I jihadisti appartenenti al sedicente Stato Islamico nell’Africa Centrale (ISCA) domenica scorsa hanno attaccato la piccola città mozambicana di Muidumbe, dopodiché hanno decapitato e smembrato i corpi di decine di persone in un campo di calcio. Secondo alcuni rapporti i miliziani hanno massacrato anche oltre quindici bambini insieme agli adulti che li preparavano ai riti tradizionali della tribù Makonde. La provincia maggiormente interessata dagli attacchi è quella di Cabo Delgado, situata nel nord del Paese. La crisi attuale è iniziata nell’ottobre del 2017. Da allora si sono susseguiti oltre 600 brutali aggressioni in nove distretti ad opera dei miliziani dell’ISCA, formazione armata a sua volta affiliata al sedicente Stato Islamico. Il bilancio stimato è di circa 2.000 morti e oltre 310.000 sfollati.
«Sembra stiano cercando di rimuovere l’intera popolazione della parte settentrionale della provincia di Cabo Delgado, cacciando la gente comune senza alcuna pietà», spiega Suor Blanca Nubia Zapata, religiosa delle Carmelitane Teresiane di San Giuseppe, in un colloquio con la fondazione pontificia Aiuto alla Chiesa che Soffre (ACS). La religiosa risiede a Pemba, il capoluogo della provincia oggetto degli attacchi. «Nelle ultime settimane sono arrivate qui oltre 12.000 persone. Alcuni sono morti lungo la strada. Sono 180 chilometri, ma non potete immaginare cosa siano le nostre “strade”, tre o quattro giorni di seguito senza cibo, senza acqua, con bambini sulle spalle. Ci sono donne che hanno partorito per strada. Sono semplicemente terrorizzati. Molte famiglie – prosegue Sister Blanca – ci hanno chiesto aiuto e le abbiamo messe in salvo nella scuola».
Mons. Luiz Fernándo Lisboa, Vescovo di Pemba, in un video di Caritas Mozambico inviato ad ACS, descrive la situazione di Paquitequete, un sobborgo della capitale che si affaccia sulla costa: «Sono arrivati già 10.000 rifugiati e altri sono in arrivo. Non hanno un luogo in cui dormire, solo coperte e rifugi improvvisati. Alcune persone sono morte durante il tragitto. Si tratta di una situazione umanitaria disperata – prosegue il prelato – per la quale stiamo chiedendo, anzi implorando l’aiuto e la solidarietà della comunità internazionale»
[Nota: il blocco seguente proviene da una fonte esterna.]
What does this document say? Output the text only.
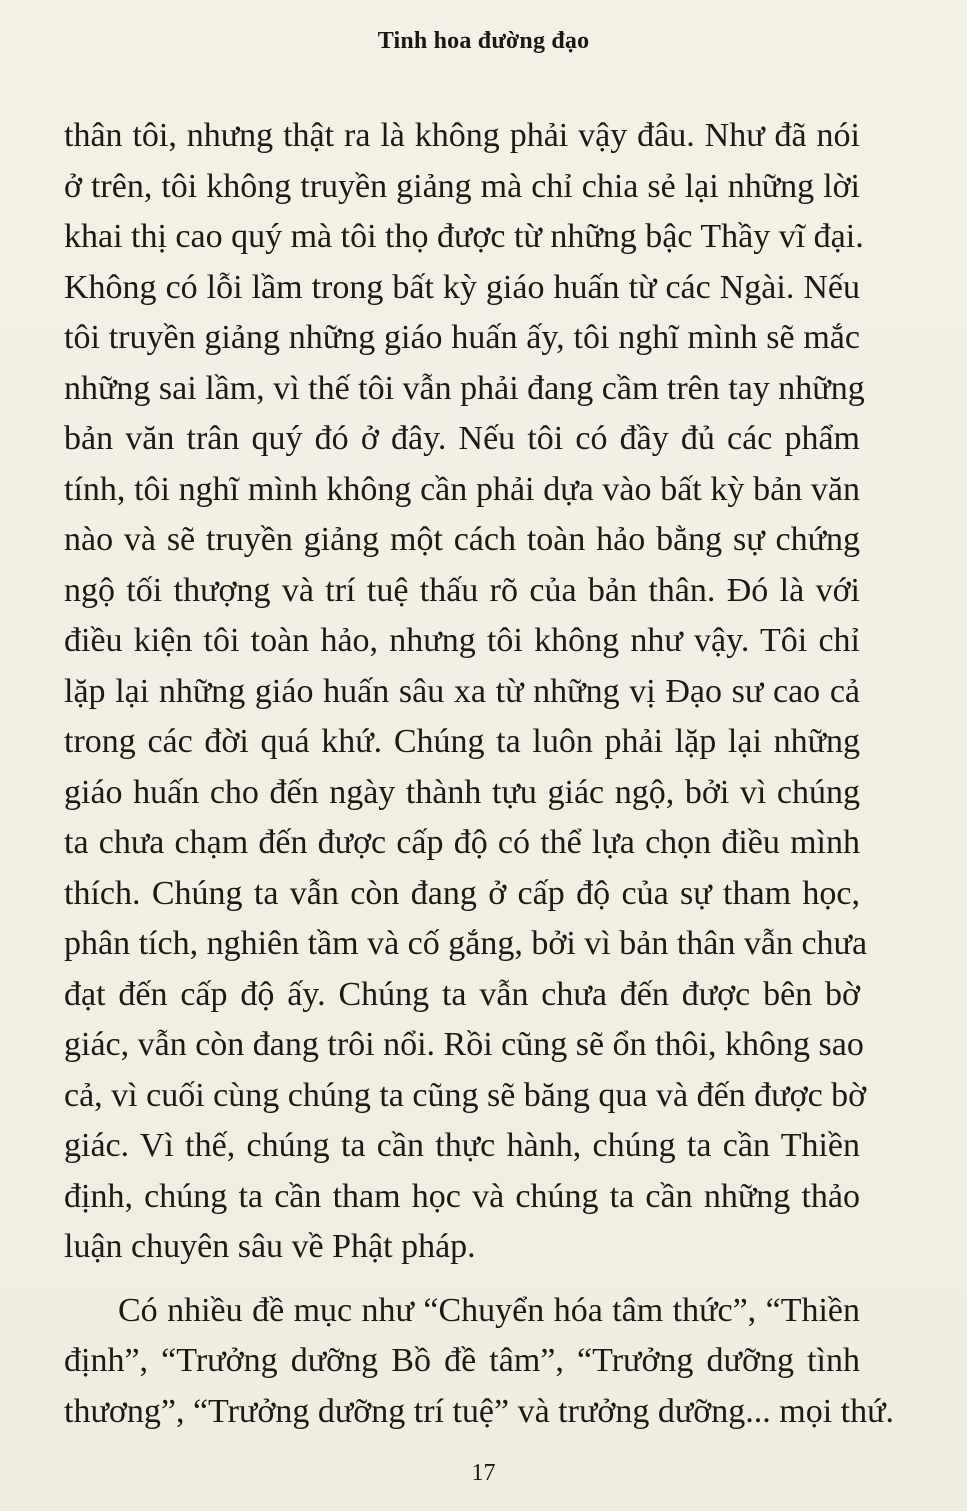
Tinh hoa đường đạo
thân tôi, nhưng thật ra là không phải vậy đâu. Như đã nói
ở trên, tôi không truyền giảng mà chỉ chia sẻ lại những lời
khai thị cao quý mà tôi thọ được từ những bậc Thầy vĩ đại.
Không có lỗi lầm trong bất kỳ giáo huấn từ các Ngài. Nếu
tôi truyền giảng những giáo huấn ấy, tôi nghĩ mình sẽ mắc
những sai lầm, vì thế tôi vẫn phải đang cầm trên tay những
bản văn trân quý đó ở đây. Nếu tôi có đầy đủ các phẩm
tính, tôi nghĩ mình không cần phải dựa vào bất kỳ bản văn
nào và sẽ truyền giảng một cách toàn hảo bằng sự chứng
ngộ tối thượng và trí tuệ thấu rõ của bản thân. Đó là với
điều kiện tôi toàn hảo, nhưng tôi không như vậy. Tôi chỉ
lặp lại những giáo huấn sâu xa từ những vị Đạo sư cao cả
trong các đời quá khứ. Chúng ta luôn phải lặp lại những
giáo huấn cho đến ngày thành tựu giác ngộ, bởi vì chúng
ta chưa chạm đến được cấp độ có thể lựa chọn điều mình
thích. Chúng ta vẫn còn đang ở cấp độ của sự tham học,
phân tích, nghiên tầm và cố gắng, bởi vì bản thân vẫn chưa
đạt đến cấp độ ấy. Chúng ta vẫn chưa đến được bên bờ
giác, vẫn còn đang trôi nổi. Rồi cũng sẽ ổn thôi, không sao
cả, vì cuối cùng chúng ta cũng sẽ băng qua và đến được bờ
giác. Vì thế, chúng ta cần thực hành, chúng ta cần Thiền
định, chúng ta cần tham học và chúng ta cần những thảo
luận chuyên sâu về Phật pháp.
Có nhiều đề mục như “Chuyển hóa tâm thức”, “Thiền
định”, “Trưởng dưỡng Bồ đề tâm”, “Trưởng dưỡng tình
thương”, “Trưởng dưỡng trí tuệ” và trưởng dưỡng... mọi thứ.
17
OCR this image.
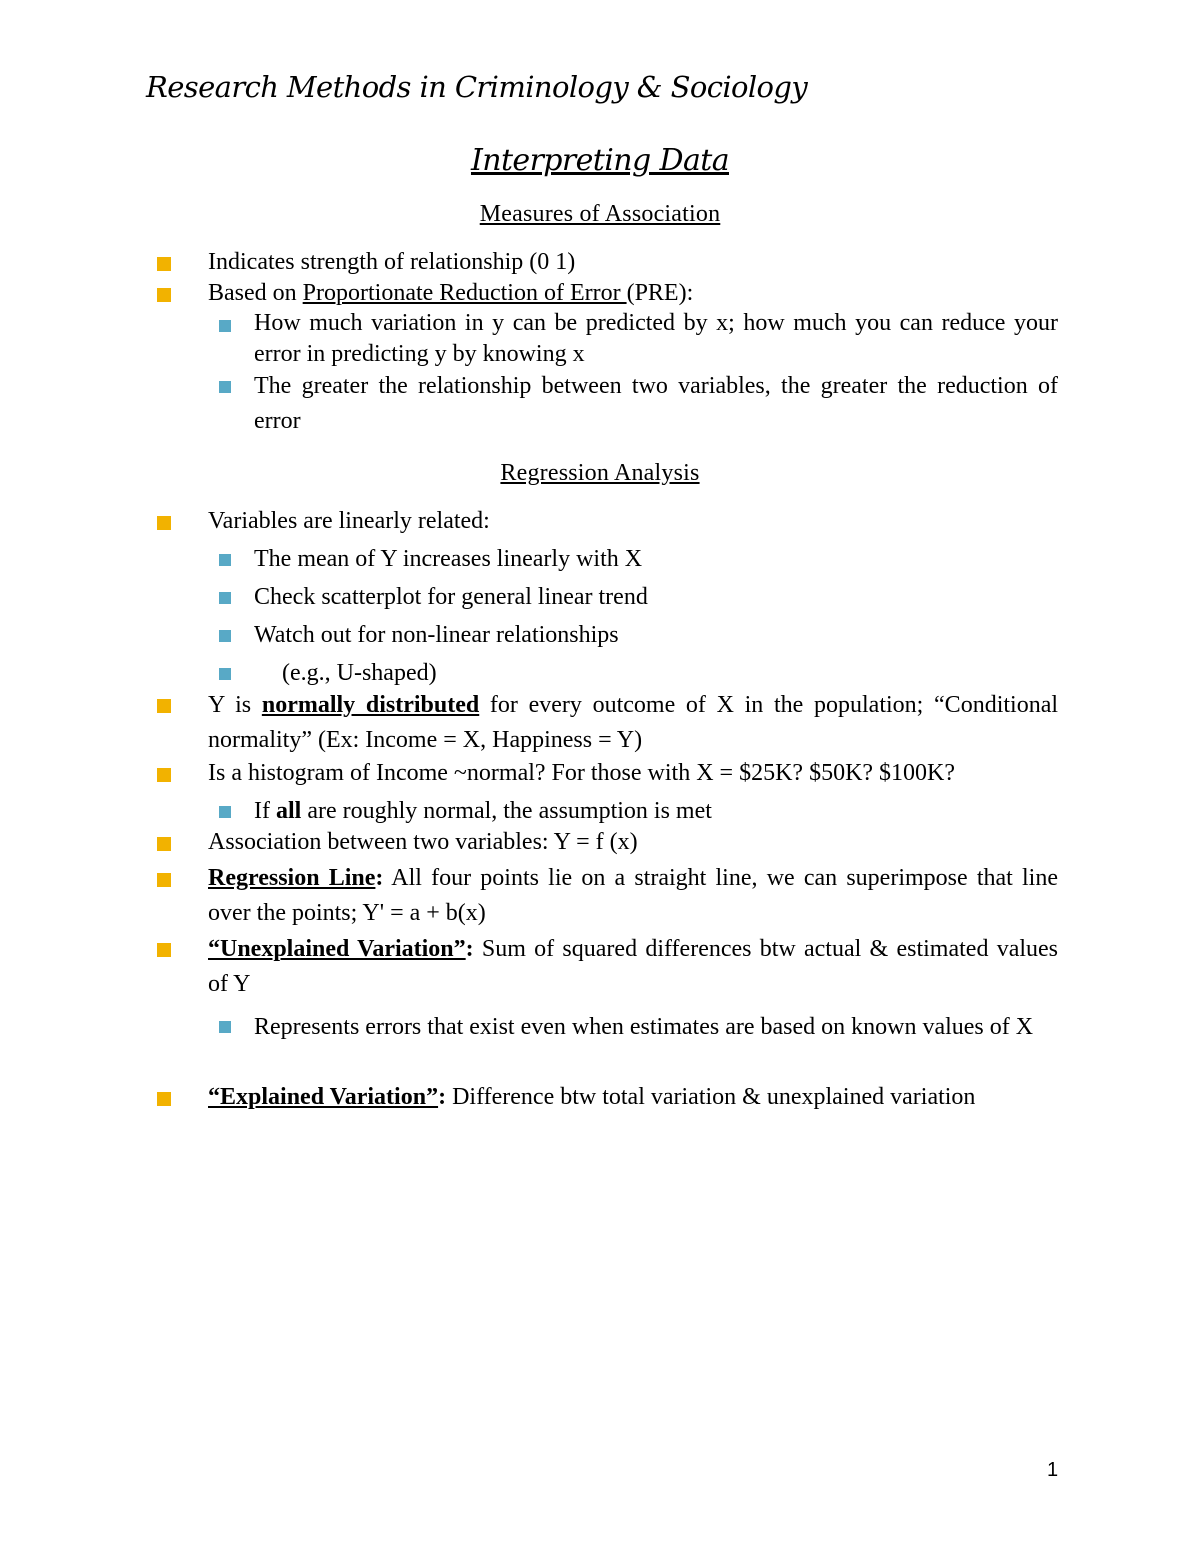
Research Methods in Criminology & Sociology
Interpreting Data
Measures of Association
Indicates strength of relationship (0 1)
Based on Proportionate Reduction of Error (PRE):
How much variation in y can be predicted by x; how much you can reduce your error in predicting y by knowing x
The greater the relationship between two variables, the greater the reduction of error
Regression Analysis
Variables are linearly related:
The mean of Y increases linearly with X
Check scatterplot for general linear trend
Watch out for non-linear relationships
(e.g., U-shaped)
Y is normally distributed for every outcome of X in the population; “Conditional normality” (Ex: Income = X, Happiness = Y)
Is a histogram of Income ~normal? For those with X = $25K? $50K? $100K?
If all are roughly normal, the assumption is met
Association between two variables: Y = f (x)
Regression Line: All four points lie on a straight line, we can superimpose that line over the points; Y' = a + b(x)
“Unexplained Variation”: Sum of squared differences btw actual & estimated values of Y
Represents errors that exist even when estimates are based on known values of X
“Explained Variation”: Difference btw total variation & unexplained variation
1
«Accogliendo questo appello intendiamo aiutare la diocesi di Pemba e quelle limitrofe con aiuti di emergenza per le vittime di Cabo Delgado, oltre ai progetti che stiamo già sostenendo nell’ambito delle stesse diocesi per i loro sacerdoti e le loro religiose», afferma Regina Lynch, responsabile del Dipartimento Progetti di ACS Internazionale. «Oltre all’aiuto rappresentato da coperte, abbigliamento, cibo, prodotti per l’igiene, e anche sementi e attrezzature e qualsiasi cosa sia necessaria, intendiamo alleviare la fase peggiore della sofferenza e del trauma. Per questo abbiamo già predisposto un programma per gruppi diocesani al fine di assicurare sostegno psicologico e psicoterapia per i rifugiati traumatizzati presenti nelle parrocchie», prosegue Regina Lynch. I jihadisti hanno «bruciato chiese e distrutto conventi, hanno anche rapito due religiose. Ma quasi nessuno ha prestato attenzione a questo nuovo focolaio di terrore e violenza jihadista in Africa, la quale colpisce chiunque, sia cristiani sia musulmani. Ci auguriamo una reazione alla crisi del Mozambico settentrionale, per il bene dei più poveri e abbandonati», conclude Lynch.
Aiuto alla Chiesa che Soffre per far fronte alla crisi lancia una raccolta fondi per destinare 100.000 euro agli aiuti di emergenza per soccorrere la popolazione brutalmente aggredita dai jihadisti mozambicani affiliati all’ISIS.